[Redgauntlet by Sir Walter Scott]@TWC D-Link book
Redgauntlet

CHAPTER VIII
11/21

'The privilege of free action belongs to no mortal--we are tied down by the fetters of duty--our mortal path is limited by the regulations of honour--our most indifferent actions are but meshes of the web of destiny by which we are all surrounded.' He paced the room rapidly, and proceeded in a tone of enthusiasm which, joined to some other parts of his conduct, seems to intimate an over-excited imagination, were it not contradicted by the general tenor of his speech and conduct.
'Nothing,' he said, in an earnest yet melancholy voice--'nothing is the work of chance--nothing is the consequence of free-will--the liberty of which the Englishman boasts gives as little real freedom to its owner as the despotism, of an Eastern sultan permits to his slave.

The usurper, William of Nassau, went forth to hunt, and thought, doubtless, that it was by an act of his own royal pleasure that the horse of his murdered victim was prepared for his kingly sport.
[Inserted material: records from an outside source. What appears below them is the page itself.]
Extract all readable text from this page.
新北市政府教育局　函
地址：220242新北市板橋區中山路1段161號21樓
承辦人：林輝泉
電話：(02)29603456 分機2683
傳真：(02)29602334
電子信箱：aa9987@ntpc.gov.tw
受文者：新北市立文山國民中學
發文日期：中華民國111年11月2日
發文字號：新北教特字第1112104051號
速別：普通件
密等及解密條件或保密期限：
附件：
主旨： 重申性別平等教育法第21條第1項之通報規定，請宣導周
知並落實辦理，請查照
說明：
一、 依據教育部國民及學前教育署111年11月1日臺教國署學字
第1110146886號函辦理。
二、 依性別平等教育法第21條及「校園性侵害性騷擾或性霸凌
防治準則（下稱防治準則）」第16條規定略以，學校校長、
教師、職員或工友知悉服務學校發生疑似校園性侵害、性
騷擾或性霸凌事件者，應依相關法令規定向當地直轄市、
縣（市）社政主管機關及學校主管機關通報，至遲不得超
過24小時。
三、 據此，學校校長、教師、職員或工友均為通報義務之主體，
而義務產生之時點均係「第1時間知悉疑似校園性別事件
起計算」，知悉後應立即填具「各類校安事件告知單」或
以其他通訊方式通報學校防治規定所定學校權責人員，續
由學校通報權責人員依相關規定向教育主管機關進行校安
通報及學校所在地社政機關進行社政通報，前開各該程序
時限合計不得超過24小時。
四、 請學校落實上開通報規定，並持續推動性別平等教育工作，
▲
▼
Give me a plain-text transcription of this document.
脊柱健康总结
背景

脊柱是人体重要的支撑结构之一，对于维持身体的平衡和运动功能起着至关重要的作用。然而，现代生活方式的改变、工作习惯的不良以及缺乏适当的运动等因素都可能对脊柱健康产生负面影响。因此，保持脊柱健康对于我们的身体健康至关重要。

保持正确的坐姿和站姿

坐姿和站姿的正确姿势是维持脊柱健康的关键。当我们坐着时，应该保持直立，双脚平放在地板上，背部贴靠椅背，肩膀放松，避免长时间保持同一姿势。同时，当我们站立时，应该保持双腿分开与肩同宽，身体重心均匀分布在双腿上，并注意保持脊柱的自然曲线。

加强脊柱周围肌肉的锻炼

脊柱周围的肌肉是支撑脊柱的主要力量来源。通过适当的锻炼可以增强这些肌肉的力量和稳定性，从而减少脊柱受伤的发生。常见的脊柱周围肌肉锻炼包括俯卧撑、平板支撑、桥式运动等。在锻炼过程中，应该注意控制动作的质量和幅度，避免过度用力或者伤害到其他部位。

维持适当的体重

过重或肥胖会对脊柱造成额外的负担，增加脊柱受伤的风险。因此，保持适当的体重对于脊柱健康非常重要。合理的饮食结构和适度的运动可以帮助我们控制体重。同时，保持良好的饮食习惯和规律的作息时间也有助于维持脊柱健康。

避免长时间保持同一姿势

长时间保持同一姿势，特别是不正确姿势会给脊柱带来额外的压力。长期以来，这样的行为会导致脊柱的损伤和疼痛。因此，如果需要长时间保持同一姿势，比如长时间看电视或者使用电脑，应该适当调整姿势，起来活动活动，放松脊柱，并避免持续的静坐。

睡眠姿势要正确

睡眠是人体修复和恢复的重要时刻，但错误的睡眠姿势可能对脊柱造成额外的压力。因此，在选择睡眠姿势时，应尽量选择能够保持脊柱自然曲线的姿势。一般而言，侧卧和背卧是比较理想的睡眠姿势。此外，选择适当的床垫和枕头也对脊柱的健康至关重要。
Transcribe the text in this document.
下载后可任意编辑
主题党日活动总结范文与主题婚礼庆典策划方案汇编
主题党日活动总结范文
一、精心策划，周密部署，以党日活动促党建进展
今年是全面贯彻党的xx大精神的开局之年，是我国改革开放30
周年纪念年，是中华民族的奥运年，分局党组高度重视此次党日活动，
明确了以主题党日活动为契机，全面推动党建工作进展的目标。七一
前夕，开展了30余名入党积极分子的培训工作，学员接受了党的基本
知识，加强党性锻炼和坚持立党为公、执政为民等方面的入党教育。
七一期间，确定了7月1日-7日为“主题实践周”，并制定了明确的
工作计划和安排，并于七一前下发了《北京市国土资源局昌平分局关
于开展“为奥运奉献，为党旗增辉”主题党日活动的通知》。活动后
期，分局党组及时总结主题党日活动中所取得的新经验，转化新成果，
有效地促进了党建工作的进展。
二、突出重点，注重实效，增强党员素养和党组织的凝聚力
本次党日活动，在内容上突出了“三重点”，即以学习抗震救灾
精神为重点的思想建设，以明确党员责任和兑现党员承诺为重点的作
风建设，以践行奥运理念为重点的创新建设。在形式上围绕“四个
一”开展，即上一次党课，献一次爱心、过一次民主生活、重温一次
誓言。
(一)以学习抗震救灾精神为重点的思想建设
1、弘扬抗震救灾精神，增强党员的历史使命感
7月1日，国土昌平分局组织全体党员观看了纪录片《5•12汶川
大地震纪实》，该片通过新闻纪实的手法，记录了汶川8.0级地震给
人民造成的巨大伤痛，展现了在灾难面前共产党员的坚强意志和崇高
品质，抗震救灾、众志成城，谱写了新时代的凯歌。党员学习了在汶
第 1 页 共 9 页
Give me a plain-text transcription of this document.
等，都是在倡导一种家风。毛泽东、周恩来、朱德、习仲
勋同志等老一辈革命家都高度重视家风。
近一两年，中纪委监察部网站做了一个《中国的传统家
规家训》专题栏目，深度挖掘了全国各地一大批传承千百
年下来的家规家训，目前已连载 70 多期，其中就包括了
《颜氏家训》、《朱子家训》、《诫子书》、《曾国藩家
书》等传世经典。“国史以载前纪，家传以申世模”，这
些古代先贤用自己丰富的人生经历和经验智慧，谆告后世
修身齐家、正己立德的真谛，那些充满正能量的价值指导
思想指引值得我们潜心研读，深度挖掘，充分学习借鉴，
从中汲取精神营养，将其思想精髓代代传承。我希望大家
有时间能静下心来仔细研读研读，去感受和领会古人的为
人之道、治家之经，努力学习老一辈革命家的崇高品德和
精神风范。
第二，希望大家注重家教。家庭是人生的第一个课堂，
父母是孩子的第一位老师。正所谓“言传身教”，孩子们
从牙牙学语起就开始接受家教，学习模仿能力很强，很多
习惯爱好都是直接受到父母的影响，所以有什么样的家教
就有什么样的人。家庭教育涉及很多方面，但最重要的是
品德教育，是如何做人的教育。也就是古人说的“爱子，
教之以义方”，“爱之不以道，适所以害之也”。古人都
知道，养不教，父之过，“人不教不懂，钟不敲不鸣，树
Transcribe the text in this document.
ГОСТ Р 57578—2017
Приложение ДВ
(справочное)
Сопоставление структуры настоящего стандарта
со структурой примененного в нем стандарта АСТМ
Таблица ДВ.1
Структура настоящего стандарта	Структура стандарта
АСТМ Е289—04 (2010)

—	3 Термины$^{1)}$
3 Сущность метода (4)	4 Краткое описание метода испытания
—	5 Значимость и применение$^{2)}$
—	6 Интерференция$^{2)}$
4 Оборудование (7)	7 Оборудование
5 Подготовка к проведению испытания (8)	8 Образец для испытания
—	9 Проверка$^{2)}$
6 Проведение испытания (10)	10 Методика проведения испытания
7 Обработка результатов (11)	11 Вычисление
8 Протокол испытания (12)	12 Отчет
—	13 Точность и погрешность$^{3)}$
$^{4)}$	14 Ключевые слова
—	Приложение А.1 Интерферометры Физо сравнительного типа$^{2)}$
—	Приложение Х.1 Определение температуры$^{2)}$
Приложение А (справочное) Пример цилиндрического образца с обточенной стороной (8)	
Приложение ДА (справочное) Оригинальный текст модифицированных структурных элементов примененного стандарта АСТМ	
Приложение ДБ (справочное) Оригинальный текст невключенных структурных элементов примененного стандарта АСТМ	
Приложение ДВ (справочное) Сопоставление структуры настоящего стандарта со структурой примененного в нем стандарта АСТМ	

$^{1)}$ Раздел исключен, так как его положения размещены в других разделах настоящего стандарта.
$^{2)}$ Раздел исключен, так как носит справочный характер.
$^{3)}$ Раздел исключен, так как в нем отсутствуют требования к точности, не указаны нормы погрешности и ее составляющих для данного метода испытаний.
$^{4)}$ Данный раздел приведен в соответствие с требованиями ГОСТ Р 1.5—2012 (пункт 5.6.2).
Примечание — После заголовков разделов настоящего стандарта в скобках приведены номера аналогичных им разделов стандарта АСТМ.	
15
But Heaven had other views; and before the sun was high, a stumble of that very animal over an obstacle so inconsiderable as a mole-hillock, cost the haughty rider his life and his usurped crown, Do you think an inclination of the rein could have avoided that trifling impediment?
I tell you, it crossed his way as inevitably as all the long chain of Caucasus could have done.
Yes, young man, in doing and suffering, we play but the part allotted by Destiny, the manager of this strange drama, stand bound to act no more than is prescribed, to say no more than is set down for us; and yet we mouth about free-will and freedom of thought and action, as if Richard must not die, or Richmond conquer, exactly where the Author has decreed it shall be so!' He continued to pace the room after this speech, with folded arms and downcast looks; and the sound of his steps and tone of his voice brought to my remembrance, that I had heard this singular person, when I met him on a former occasion, uttering such soliloquies in his solitary chamber.
I observed that, like other Jacobites, in his inveteracy against the memory of King William, he had adopted the party opinion, that the monarch, on the day he had his fatal accident, rode upon a horse once the property of the unfortunate Sir John Friend, executed for high treason in 1698.
It was not my business to aggravate, but, if possible, rather to soothe him in whose power I was so singularly placed.

When I conceived that the keenness of his feelings had in some degree subsided, I answered him as follows:--'I will not--indeed I feel myself incompetent to argue a question of such metaphysical subtlety, as that which involves the limits betwixt free-will and predestination.

Let us hope we may live honestly and die hopefully, without being obliged to form a decided opinion upon a point so far beyond our comprehension.' 'Wisely resolved,' he interrupted, with a sneer--'there came a note from some Geneva, sermon.' 'But,' I proceeded, 'I call your attention to the fact that I, as well as you, am acted upon by impulses, the result either of my own free will, or the consequences of the part which is assigned to me by destiny.